Hello all,
I am running the code from the example https://developer.nvidia.com/blog/even-easier-introduction-cuda/. Nvprof is telling me that to run this example’s add.cu it is taking about 3.5ms, while it took the author 680us to run it on his MacBook’s GTX750M. 3.5ms does not seem right for a discrete desktop 1070 GPU.

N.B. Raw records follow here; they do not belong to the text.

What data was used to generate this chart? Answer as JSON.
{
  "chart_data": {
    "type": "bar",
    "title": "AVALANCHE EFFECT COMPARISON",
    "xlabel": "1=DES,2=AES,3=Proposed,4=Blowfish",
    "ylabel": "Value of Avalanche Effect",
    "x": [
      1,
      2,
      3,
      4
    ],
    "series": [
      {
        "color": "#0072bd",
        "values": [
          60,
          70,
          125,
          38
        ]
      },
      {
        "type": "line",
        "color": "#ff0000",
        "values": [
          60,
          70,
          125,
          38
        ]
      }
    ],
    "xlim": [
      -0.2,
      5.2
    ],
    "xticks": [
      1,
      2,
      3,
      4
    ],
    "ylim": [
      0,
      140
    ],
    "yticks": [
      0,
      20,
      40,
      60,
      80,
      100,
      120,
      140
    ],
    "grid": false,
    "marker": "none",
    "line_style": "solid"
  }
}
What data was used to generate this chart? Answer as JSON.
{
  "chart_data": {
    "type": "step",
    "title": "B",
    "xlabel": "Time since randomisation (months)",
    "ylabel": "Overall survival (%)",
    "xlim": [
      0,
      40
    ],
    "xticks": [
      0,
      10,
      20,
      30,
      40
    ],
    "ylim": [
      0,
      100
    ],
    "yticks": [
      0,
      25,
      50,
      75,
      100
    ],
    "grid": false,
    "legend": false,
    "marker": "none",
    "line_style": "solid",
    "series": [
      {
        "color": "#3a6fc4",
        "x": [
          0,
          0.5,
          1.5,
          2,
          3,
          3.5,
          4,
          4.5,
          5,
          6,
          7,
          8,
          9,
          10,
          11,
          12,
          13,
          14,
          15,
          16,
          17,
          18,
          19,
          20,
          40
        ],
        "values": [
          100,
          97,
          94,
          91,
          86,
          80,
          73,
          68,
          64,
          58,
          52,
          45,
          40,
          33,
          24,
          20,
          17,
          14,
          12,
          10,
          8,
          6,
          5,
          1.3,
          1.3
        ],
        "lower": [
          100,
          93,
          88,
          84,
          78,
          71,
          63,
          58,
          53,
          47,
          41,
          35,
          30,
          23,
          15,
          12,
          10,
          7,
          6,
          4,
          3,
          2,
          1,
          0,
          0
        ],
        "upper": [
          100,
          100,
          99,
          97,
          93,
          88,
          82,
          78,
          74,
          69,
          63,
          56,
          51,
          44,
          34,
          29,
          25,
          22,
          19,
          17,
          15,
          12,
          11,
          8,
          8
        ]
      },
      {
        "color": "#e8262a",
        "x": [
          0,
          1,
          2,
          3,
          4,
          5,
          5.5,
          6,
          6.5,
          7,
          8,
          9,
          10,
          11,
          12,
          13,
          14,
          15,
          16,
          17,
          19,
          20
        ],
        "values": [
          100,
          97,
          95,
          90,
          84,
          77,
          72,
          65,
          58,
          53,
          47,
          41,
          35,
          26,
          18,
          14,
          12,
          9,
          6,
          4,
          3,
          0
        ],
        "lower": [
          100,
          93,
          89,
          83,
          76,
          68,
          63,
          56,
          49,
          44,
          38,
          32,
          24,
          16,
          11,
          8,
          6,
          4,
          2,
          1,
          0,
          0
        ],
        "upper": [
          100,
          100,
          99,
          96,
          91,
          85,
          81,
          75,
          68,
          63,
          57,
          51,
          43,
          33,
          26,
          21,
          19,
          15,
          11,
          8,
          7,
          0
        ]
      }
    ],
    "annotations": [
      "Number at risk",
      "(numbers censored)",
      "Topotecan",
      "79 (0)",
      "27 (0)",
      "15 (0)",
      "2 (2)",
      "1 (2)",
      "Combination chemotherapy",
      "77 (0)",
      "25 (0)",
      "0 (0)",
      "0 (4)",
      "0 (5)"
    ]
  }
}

Attached below is the code I am using, I basically copied it verbatim from the example:
#include <iostream>
#include <math.h>
// Kernel function to add the elements of two arrays
__global__
void add(int n, float *x, float *y)
{
int index = blockIdx.x * blockDim.x + threadIdx.x;
int stride = blockDim.x * gridDim.x;
for (int i = index; i < n; i += stride)
y[i] = x[i] + y[i];
}
int main(void)
{
int N = 1<<20;
float *x, *y;
// Allocate Unified Memory – accessible from CPU or GPU
cudaMallocManaged(&x, N*sizeof(float));
cudaMallocManaged(&y, N*sizeof(float));
// initialize x and y arrays on the host
for (int i = 0; i < N; i++) {
x[i] = 1.0f;
y[i] = 2.0f;
}
int blockSize = 256;
int numBlocks = (N + blockSize - 1) / blockSize;
// Run kernel on 1M elements on the GPU
add<<<numBlocks, blockSize>>>(N, x, y);
// Wait for GPU to finish before accessing on host
cudaDeviceSynchronize();
// Check for errors (all values should be 3.0f)
float maxError = 0.0f;
for (int i = 0; i < N; i++)
maxError = fmax(maxError, fabs(y[i]-3.0f));
std::cout << "Max error: " << maxError << std::endl;
// Free memory
cudaFree(x);
cudaFree(y);
return 0;
}
I am using the following command to compile:
/usr/local/cuda-11.6/bin/nvcc add.cu -g -o cudaAdd
My results from nvprof:
matthew@sonOfAnton:~/cudaSandbox/simpleCudaExample$ /usr/local/cuda-11/bin/nvprof ./cudaAdd
==3514== NVPROF is profiling process 3514, command: ./cudaAdd
Max error: 0
==3514== Profiling application: ./cudaAdd
==3514== Profiling result:
Type Time(%) Time Calls Avg Min Max Name
GPU activities: 100.00% 4.5185ms 1 4.5185ms 4.5185ms 4.5185ms add(int, float*, float*)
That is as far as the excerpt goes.